Komentarz powyborczy

Wypowiedź Senatora Zbigniewa Romaszewskiego
dla Tygodnika „Solidarność” z dnia 24 listopada 1995 roku

 

Już od bardzo dawna było wiadomo, że Lech Wałęsa nie jest najlepszym kandydatem obozu postsolidarnościowego, ponieważ jest obarczony ogromnym elektoratem negatywnym. Myślę, że elektorat Aleksandra Kwaśniewskiego wcale nie byłby aż tak wielki, gdyby nie był wsparty potężnym elektoratem negatywnym Lecha Wałęsy. I ta sprawa była jasna już co najmniej od pól roku. Uparte forsowanie go jako jedynego kandydata było dokładnym zaprzeczeniem rzeczywistości. Bo spośród wszystkich kandydatów obozu solidarnościowego był to jeden z nielicznych, który miał szansę przegrać z Kwaśniewskim.

Solidarność ma znaczny udział w propagandzie kandydatury Lecha Wałęsy, mimo że dane na temat jego elektoratu negatywnego byty dobrze znane w Związku. W ostatnim momencie oczywiście poparcie Lecha Wałęsy było już klarowne. Bo alternatywa, czyli to co mamy, jest rozwiązaniem zdecydowanie gorszym. Tym niemniej, był długi okres, w którym można było się poważnie zainteresować innymi kandydatami. W moim przekonaniu byłoby to dużo rozsądniejsze.

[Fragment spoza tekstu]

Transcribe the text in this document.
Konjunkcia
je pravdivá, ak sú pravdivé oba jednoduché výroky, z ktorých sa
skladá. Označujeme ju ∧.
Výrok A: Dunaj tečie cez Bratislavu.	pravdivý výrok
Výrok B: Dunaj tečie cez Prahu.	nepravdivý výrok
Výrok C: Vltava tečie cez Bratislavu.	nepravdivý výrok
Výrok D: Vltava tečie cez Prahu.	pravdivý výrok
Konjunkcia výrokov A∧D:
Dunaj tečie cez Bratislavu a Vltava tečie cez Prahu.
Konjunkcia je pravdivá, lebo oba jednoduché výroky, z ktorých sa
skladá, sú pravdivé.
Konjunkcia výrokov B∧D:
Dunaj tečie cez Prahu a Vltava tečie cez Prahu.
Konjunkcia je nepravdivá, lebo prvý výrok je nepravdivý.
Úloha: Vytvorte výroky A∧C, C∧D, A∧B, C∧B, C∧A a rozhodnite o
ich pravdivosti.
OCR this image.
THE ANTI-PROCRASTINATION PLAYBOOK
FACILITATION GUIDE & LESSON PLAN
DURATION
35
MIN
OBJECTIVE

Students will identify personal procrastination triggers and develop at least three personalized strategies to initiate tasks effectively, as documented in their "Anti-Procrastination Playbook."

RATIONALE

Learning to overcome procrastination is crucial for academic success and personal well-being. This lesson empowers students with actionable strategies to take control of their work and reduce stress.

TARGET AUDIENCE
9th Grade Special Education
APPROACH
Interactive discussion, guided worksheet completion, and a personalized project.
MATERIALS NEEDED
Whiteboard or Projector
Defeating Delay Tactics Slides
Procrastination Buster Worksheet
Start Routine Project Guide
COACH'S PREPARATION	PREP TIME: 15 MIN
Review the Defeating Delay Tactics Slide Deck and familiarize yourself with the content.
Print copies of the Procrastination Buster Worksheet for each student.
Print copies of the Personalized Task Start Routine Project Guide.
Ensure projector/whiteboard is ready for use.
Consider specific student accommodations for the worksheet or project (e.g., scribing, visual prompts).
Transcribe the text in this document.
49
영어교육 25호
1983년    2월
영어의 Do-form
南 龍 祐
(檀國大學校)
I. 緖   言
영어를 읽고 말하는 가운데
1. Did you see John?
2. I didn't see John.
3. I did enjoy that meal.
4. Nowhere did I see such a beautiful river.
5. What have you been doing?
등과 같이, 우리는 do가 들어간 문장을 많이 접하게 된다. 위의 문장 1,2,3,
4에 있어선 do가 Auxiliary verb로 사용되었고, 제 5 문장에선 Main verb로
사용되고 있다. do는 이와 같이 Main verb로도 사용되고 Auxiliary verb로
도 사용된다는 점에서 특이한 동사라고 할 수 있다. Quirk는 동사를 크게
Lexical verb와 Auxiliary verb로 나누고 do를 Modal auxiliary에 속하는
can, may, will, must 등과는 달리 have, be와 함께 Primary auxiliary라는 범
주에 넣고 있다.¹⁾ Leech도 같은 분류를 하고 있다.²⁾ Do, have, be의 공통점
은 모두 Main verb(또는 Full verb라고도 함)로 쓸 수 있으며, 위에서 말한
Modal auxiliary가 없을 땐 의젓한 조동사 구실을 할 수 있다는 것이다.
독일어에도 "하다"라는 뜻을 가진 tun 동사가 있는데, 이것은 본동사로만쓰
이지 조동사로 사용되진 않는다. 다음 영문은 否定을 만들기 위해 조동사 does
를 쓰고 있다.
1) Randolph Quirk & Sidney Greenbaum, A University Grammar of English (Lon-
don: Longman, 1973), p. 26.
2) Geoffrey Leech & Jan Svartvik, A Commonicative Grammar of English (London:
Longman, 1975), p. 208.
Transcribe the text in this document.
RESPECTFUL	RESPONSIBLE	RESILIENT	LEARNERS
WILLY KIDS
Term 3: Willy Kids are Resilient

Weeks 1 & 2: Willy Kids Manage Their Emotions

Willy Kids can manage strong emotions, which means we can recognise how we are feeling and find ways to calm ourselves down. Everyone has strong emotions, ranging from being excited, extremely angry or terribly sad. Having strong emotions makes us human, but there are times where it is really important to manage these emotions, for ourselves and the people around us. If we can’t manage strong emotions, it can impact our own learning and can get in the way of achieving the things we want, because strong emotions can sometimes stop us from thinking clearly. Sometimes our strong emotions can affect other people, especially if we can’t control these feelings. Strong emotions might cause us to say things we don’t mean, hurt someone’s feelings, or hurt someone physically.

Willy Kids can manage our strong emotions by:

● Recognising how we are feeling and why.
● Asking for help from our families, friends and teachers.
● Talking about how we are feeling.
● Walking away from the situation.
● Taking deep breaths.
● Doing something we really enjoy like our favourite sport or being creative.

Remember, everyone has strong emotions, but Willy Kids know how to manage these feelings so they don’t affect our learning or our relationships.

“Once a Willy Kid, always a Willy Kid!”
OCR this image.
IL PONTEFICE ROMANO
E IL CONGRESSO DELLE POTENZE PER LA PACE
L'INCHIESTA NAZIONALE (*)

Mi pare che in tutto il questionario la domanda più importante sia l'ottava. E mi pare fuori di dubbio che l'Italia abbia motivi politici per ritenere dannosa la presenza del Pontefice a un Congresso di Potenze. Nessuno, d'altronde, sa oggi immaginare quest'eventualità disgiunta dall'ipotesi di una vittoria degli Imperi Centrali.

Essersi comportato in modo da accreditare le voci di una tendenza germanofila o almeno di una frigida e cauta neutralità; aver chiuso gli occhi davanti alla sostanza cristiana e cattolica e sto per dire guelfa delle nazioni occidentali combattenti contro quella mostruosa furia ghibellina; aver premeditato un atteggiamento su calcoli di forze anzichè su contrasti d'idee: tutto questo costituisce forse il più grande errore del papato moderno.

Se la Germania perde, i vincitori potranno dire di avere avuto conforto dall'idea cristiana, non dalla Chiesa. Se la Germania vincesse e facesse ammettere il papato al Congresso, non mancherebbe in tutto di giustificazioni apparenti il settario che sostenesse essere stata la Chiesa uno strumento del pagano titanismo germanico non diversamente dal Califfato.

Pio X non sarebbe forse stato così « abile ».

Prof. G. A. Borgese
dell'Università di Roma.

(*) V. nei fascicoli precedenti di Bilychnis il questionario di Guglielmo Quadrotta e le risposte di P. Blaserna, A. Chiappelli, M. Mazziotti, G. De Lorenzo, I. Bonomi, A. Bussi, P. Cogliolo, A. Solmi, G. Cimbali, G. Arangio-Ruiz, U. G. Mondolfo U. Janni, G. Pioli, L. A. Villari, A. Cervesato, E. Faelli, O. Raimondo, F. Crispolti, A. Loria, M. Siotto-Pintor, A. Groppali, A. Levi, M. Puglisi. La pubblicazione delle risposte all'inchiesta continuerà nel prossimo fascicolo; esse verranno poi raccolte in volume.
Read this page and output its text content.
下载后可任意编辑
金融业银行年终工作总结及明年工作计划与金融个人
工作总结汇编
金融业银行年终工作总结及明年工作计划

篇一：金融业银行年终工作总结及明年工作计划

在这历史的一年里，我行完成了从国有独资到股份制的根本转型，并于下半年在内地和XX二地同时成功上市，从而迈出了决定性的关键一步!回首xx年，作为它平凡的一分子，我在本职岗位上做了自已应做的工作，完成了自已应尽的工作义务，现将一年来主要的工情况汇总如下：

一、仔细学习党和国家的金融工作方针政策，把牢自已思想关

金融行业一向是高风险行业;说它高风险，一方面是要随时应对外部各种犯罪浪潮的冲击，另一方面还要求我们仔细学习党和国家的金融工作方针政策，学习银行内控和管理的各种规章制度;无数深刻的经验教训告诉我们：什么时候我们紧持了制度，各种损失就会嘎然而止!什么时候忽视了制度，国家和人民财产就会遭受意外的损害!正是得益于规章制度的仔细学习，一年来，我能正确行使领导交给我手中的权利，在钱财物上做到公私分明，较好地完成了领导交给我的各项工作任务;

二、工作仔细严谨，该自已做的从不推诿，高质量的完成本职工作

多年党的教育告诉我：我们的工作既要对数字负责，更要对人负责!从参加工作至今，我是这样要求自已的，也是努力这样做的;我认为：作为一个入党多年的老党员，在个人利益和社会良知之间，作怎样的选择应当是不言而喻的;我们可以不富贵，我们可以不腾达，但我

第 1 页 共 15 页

Solidarność miała szansę odegrania ogromnej roli w tej kampanii. Mam na myśli i struktury terenowe, które mogły być wykorzystane jako komitety wyborcze, i znakomite elementy programowe, które przysporzyłyby głosów naszemu kandydatowi, i wielkie poparcie społeczne dla Solidarności (ostatnie sondaże wykazują aż 16 procent). Nie wykorzystaliśmy tych szans. A to dlatego, że panna Solidarność ciągle wyobraża sobie, że się wyda za bogatego męża, i te 16 procent oferowała to temu, to owemu, zamiast zająć się rzeczywiście pracą i budowaniem obozu politycznego. Te błędy powtarzają wciąż ludzie z Prezydium Związku, i taka sytuacja trwa już co najmniej półtora roku. A przecież bez takiej reprezentacji nie ma szansy na prowadzenie skutecznych działań politycznych, skutecznych kampanii. I społeczeństwo oczekuje tego od nas.